Jury requests for review of testimony or recorded evidence
Judge Munley does not favor such requests and handles them very strictly.
Handling request for temporary restraining orders
After a request for a temporary restraining order (TRO) has been assigned to Judge Munley, her case administrator, Sylvia Murphy, will contact plaintiff’s attorney. Plaintiff’s attorney will be directed to immediately serve the TRO and identify the defense attorney if possible. Subsequent to serving defense counsel with the TRO, plaintiff’s attorney should contact chambers so that a telephone conference can be scheduled.

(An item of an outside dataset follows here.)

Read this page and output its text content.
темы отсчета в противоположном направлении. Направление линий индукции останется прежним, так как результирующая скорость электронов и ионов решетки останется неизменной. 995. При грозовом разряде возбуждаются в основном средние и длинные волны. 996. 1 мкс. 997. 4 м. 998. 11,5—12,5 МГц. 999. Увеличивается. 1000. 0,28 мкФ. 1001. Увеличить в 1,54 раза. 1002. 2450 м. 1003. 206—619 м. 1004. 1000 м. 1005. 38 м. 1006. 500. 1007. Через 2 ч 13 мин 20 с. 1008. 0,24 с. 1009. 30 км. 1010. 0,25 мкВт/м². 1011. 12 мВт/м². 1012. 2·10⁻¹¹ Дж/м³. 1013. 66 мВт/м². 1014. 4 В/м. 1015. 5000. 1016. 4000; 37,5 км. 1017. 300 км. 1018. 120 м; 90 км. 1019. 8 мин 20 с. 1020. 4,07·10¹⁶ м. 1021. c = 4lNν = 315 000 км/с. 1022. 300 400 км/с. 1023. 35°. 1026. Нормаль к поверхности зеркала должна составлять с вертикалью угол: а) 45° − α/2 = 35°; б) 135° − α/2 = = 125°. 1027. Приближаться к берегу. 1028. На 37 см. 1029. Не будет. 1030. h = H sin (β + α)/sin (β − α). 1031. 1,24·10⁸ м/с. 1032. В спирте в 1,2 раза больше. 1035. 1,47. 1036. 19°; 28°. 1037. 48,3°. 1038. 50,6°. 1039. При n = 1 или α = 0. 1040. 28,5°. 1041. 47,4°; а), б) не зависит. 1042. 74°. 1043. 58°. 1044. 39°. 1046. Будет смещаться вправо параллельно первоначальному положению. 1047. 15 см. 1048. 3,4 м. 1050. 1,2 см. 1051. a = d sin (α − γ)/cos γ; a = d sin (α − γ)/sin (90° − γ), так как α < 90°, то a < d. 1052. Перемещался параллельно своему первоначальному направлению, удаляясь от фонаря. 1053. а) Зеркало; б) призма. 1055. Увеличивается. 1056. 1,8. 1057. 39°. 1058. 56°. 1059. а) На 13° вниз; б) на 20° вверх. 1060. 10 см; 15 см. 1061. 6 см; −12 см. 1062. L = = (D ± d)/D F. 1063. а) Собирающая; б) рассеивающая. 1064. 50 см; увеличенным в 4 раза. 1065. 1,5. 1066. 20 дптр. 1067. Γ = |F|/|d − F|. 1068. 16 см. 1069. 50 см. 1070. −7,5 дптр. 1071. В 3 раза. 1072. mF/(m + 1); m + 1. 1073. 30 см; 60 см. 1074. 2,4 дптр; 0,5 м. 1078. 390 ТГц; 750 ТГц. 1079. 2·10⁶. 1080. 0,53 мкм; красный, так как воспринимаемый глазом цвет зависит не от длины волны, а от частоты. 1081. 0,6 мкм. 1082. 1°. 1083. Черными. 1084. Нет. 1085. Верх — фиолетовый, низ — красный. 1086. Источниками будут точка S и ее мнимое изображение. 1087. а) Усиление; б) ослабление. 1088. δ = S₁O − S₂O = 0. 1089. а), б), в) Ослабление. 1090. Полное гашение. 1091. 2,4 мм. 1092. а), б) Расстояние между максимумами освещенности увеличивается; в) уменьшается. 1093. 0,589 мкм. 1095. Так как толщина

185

As to injunctions, whether expedited discovery
Judge Munley may allow expedited discovery and briefing on a motion for preliminary injunction if the parties request it. Otherwise, Judge Munley follows the briefing schedule stated in L.R 7.5-7.8. Additionally, Judge Munley may allow post-hearing briefs.
General approach to mediation matters
Judge Munley encourages parties to consider mediation and supports the district’s mediation program.
General approach to settlement and non-jury cases and use of magistrate judges
Judge Munley involves herself in the settlement of cases involving jury trials. She refers non-jury cases to a magistrate judge for settlement purposes.
Variance in practice and procedures between criminal cases and civil cases
Judge Munley has no notable variation in the practices and procedures of civil cases and criminal cases.
Particular procedures as to magistrate judge reports
Judge Munley has no particular procedures with regard to magistrate judge reports.
Approach to media communications
Judge Munley has no particular practice with regard to media communications.
Particular approach or practices regarding pro se matters
Judge Munley approaches pro se matters in a manner similar to how counseled cases are handled.
Particular approach or practices regarding default proceedings
Judge Munley has no particular approach or practice regarding default proceedings.
Judge Munley expects proper courtroom attire from all parties and counsel. Additionally, Judge Munley expects all parties and counsel to be punctual for scheduled courtroom appearances. In the event of an emergency, kindly contact chambers.